Creato il 24 febbraio 2012 da Nasreen @SognandoLeggend

Intervista a Fabrizio Corselli, scrittore di poesia a carattere epico-mitologico e saggista. Due chiacchiere interessanti con l’autore di  Drak’kast – Storie di Draghi (testo particolarmente innovativo), che oggi ospitiamo sul nostro blog perché ci tolga alcune curiosità.

Fabrizio Corselli

Intervista a Fabrizio Corselli
Nato a Palermo nel 1973, vive e lavora come Educatore a Settimo Milanese. Proprio nell’ambito didattico cura una serie di progetti letterari volti a promuovere la Poesia nelle Scuole. È redattore della rivista nazionale InArte – Multiversi. Diverse le pubblicazioni su riviste (Atelier, Prospektiva…) e cataloghi d’arte (con sue poesie celebrative): ha collaborato con il Salone Internazionale di Parigi, con il Museo Beleyevo di Mosca e Mediabrera di Milano (con un intervento sul Self-Publishing); è stato segnalato sul sito della Treccani dal Prof. Carnero per la positiva riscrittura dei classici greci in relazione all’epica sportiva antica e collabora con l’associazione internazionale di cultura ellenica Mondogreco, per la quale ha recensito la celebre mostra La Forza del Bello di Mantova e quella sul Canova presso il Palazzo Reale di Milano. È autore di Drak’kast – Storie di Draghi, 2011, a cura di Edizioni della Sera. Nel 2001 la sua prima pubblicazione a cura di Edizioni Laboratorio giovanile, con l’opera poetica “I giardini di Orfeo”.

 

Intervista a Fabrizio Corselli

D: Fabrizio Corselli è un autore molto particolare. Il suo Drak’kast è stato definito “il primo poema fantasy italiano”. Fabrizio, innanzitutto, grazie di aver accettato di rispondere alle mie domande. Comincio col chiederti di presentarti ai nostri lettori in poche parole.

R: Intanto un saluto a tutti i lettori. Sono nato a Palermo nel 1973. Adesso vivo e lavoro come educatore presso Settimo Milanese. Sono uno scrittore di poemi a carattere epico-mitologico e un amante del fantasy e del gioco di ruolo. In ambito didattico mi occupo di alcuni progetti letterari ed educativi, concentrandomi soprattutto sulla Poesia. Scrivo di Poesia sulla rivista nazionale In-Arte – Multiversi, e pubblico su altre riviste del settore. Collaboro tuttora con l’Associazione Internazionale di cultura ellenica Mondogreco. Per il resto, mi piace molto ascoltare musica, classica e power metal, e vedere film di tutti i generi.

D: Entriamo subito nel vivo della nostra chiacchierata: parlaci del tuo Drak’kast, che costituisce un originale tentativo di “rompere” con il fantasy classico.

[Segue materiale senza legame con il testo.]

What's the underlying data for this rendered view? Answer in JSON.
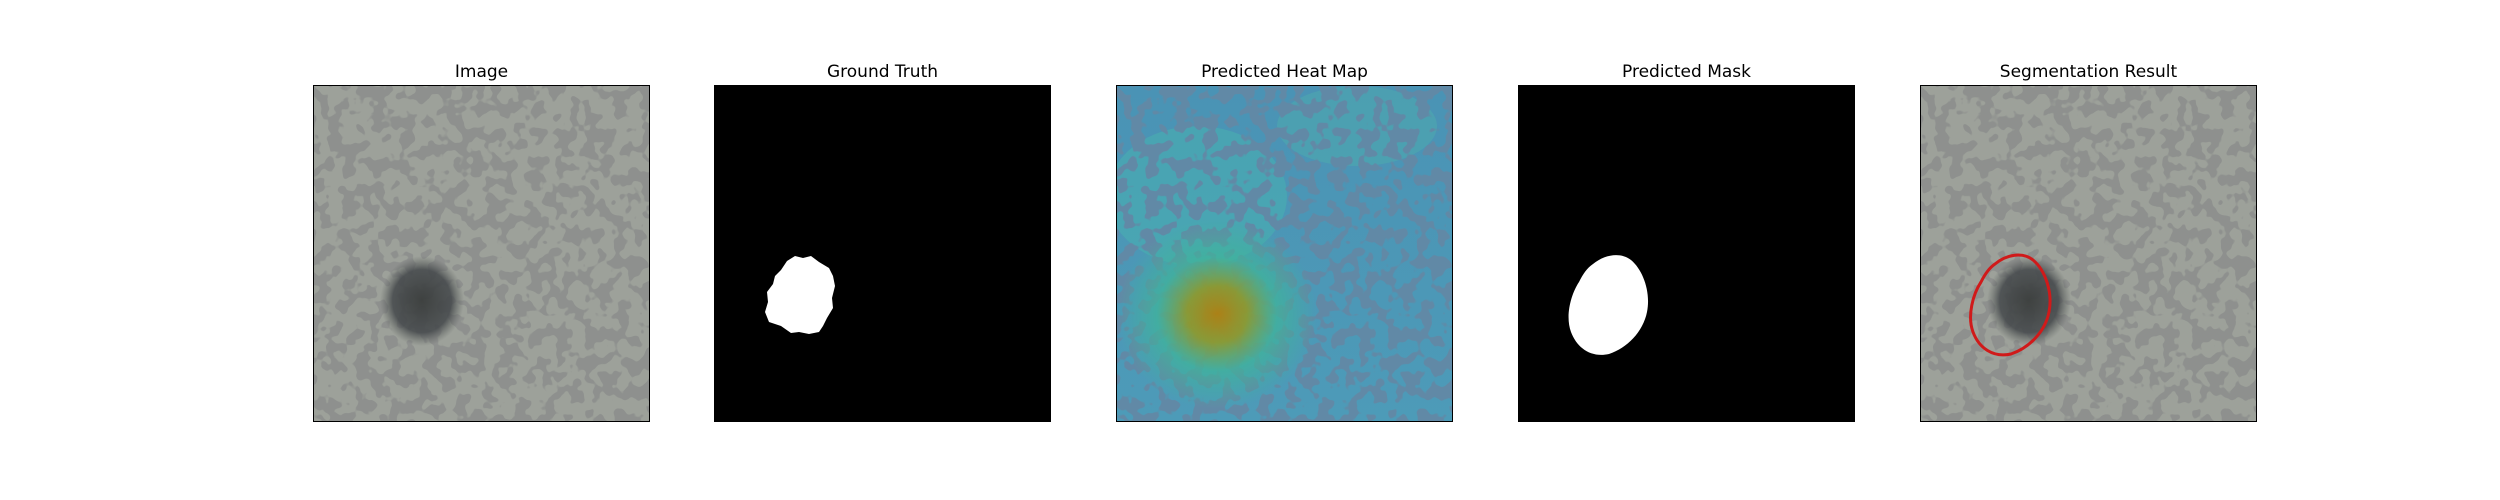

R: La parola “tentativo” mi sta stretta poiché definisce una volontà che non c’è stata; da questo punto di vista è preferibile il termine “sperimentazione” (che pur sempre rimane coerente all’interno di una produzione propria, stilistica e progettuale). Ciò che non è avvenuto è il passaggio “allora, dato che tutti scrivono prosa io adesso scrivo un poema”. Io nasco come poeta nel 2000 e come tale ho sempre portato avanti la mia poetica, lontano dall’angoscia” di una pubblicazione. Ho sempre lavorato con il PDF, rendendo disponibile il materiale agli utenti, in maniera gratuita. Adesso che c’è la pubblicazione, la seconda per l’appunto, ho uno strumento in più. Le menti intorpidite dalla televisione e dai cliché tendono a considerare scrittore chi pubblica; quindi ciò che ho dovuto fare adesso è stato semplicemente riaffermare la mia posizione. Drak’kast è un poema fantasy a carattere epico. Situazione che crea sgomento e orrore anche in coloro che praticano la poesia. Il poema, nella fattispecie, è un componimento letterario in versi di lunga estensione che può avere carattere narrativo o didascalico. In questo caso, l’opera ha carattere epico (non solo nel senso di “epos”, “narrazione”, ma di assorbimento di quegli elementi fondamentali che hanno strutturato la tradizione epica classica, vedi Omero e Virgilio, fino a lambire i confini della poesia scaldica, di quei canti che hanno caratterizzato bardi e menestrelli; il tutto in una chiave compatibilmente moderna). Un’opera sui draghi, sulla musica e sulla poesia.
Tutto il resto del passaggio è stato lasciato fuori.